Every time I push words out of my mouth, I become aware of who I am and what choices I am making, not just with my words but with my actions too.
She has single-handedly made me a calmer and more patient person over time, and still is.
She may be my life’s biggest and most successful experiment, living and breathing, full of love, words, compassion, kindness, creativity, and music.
She unlocks the simplest ideas that were lying deep down inside me, under layers I did not know were there.
When she asks me a question, I am always in wonder. I cannot wait to answer her, and I cannot wait for her to ask me more.
But as she is asking, I am the one learning.
About life. About choices.
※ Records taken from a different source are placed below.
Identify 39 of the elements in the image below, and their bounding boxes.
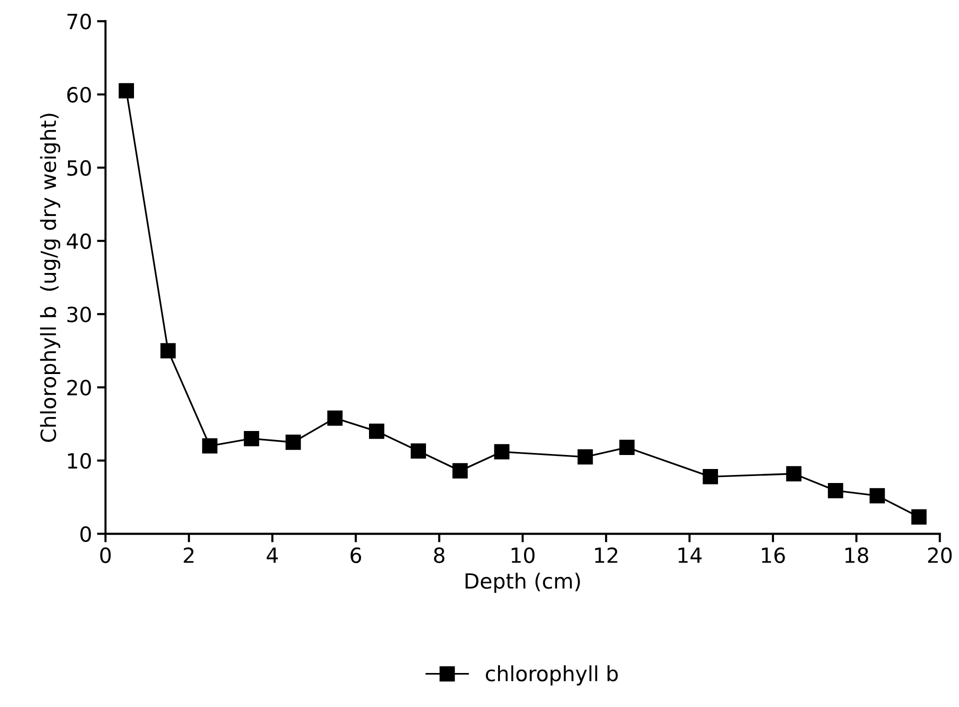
x-tick-label: 16	[762, 547, 785, 564]
x-tick-label: 14	[678, 548, 702, 563]
point	[619, 440, 635, 456]
y-tick-label: 30	[67, 306, 91, 322]
x-tick-label: 6	[350, 547, 362, 564]
point	[369, 424, 384, 439]
y-tick-label: 60	[67, 86, 91, 103]
y-tick-label: 0	[80, 526, 91, 542]
point	[786, 466, 802, 482]
x-tick-label: 18	[845, 547, 868, 564]
point	[828, 482, 844, 498]
point	[118, 83, 134, 98]
x-tick-label: 8	[434, 547, 444, 564]
x-tick-label: 0	[100, 547, 111, 564]
point	[702, 469, 718, 484]
point	[911, 509, 927, 525]
y-tick-label: 70	[67, 14, 91, 30]
point	[327, 410, 343, 426]
point	[202, 438, 218, 454]
x-axis-title: Depth (cm)	[466, 572, 580, 593]
point	[452, 463, 468, 478]
y-axis-title: Chlorophyll b (ug/g dry weight)	[40, 114, 60, 442]
point	[160, 343, 176, 358]
x-tick-label: 10	[512, 547, 535, 564]
point	[244, 430, 260, 446]
x-tick-label: 2	[184, 547, 194, 563]
point	[494, 444, 510, 460]
x-tick-label: 12	[595, 547, 618, 563]
x-tick-label: 20	[928, 547, 952, 564]
point	[286, 434, 301, 450]
point	[578, 449, 593, 465]
point	[410, 443, 426, 459]
y-tick-label: 10	[68, 453, 91, 469]
y-tick-label: 40	[66, 233, 91, 250]
y-tick-label: 20	[67, 380, 91, 396]
x-tick-label: 4	[266, 548, 278, 563]
y-tick-label: 50	[67, 160, 91, 176]
legend-label: chlorophyll b	[486, 665, 618, 686]
point	[870, 488, 885, 504]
About who I am becoming in front of her.
From Aathira, I keep learning that to guide another life, I must keep refining my own.
What They Have Taught Me
Through it all, my greatest spiritual teachers have been the women in my life.
My grandmother taught me how love gives from whatever it has.
My mother taught me how presence transforms everything around it.
My sister taught me that strength can sing through pain and still remain clear.
Ashwini taught me that love listens and stays.
Aathira teaches me every day that to guide another life, I must keep refining my own.
I believe firmly that when one truly learns to respect women, their opinion, their voice, their anger as much as their love, their wisdom as much as their “what works for you” phrase, and their command as much as their request, you will have a home full of abundance and a wealth of love, care, and respect.
And when that comes into unison, or even begins to move closer to what women truly deserve, the whole energy shifts.
I am a living example of witnessing and experiencing the blessing that each of these amazing women brings into my life.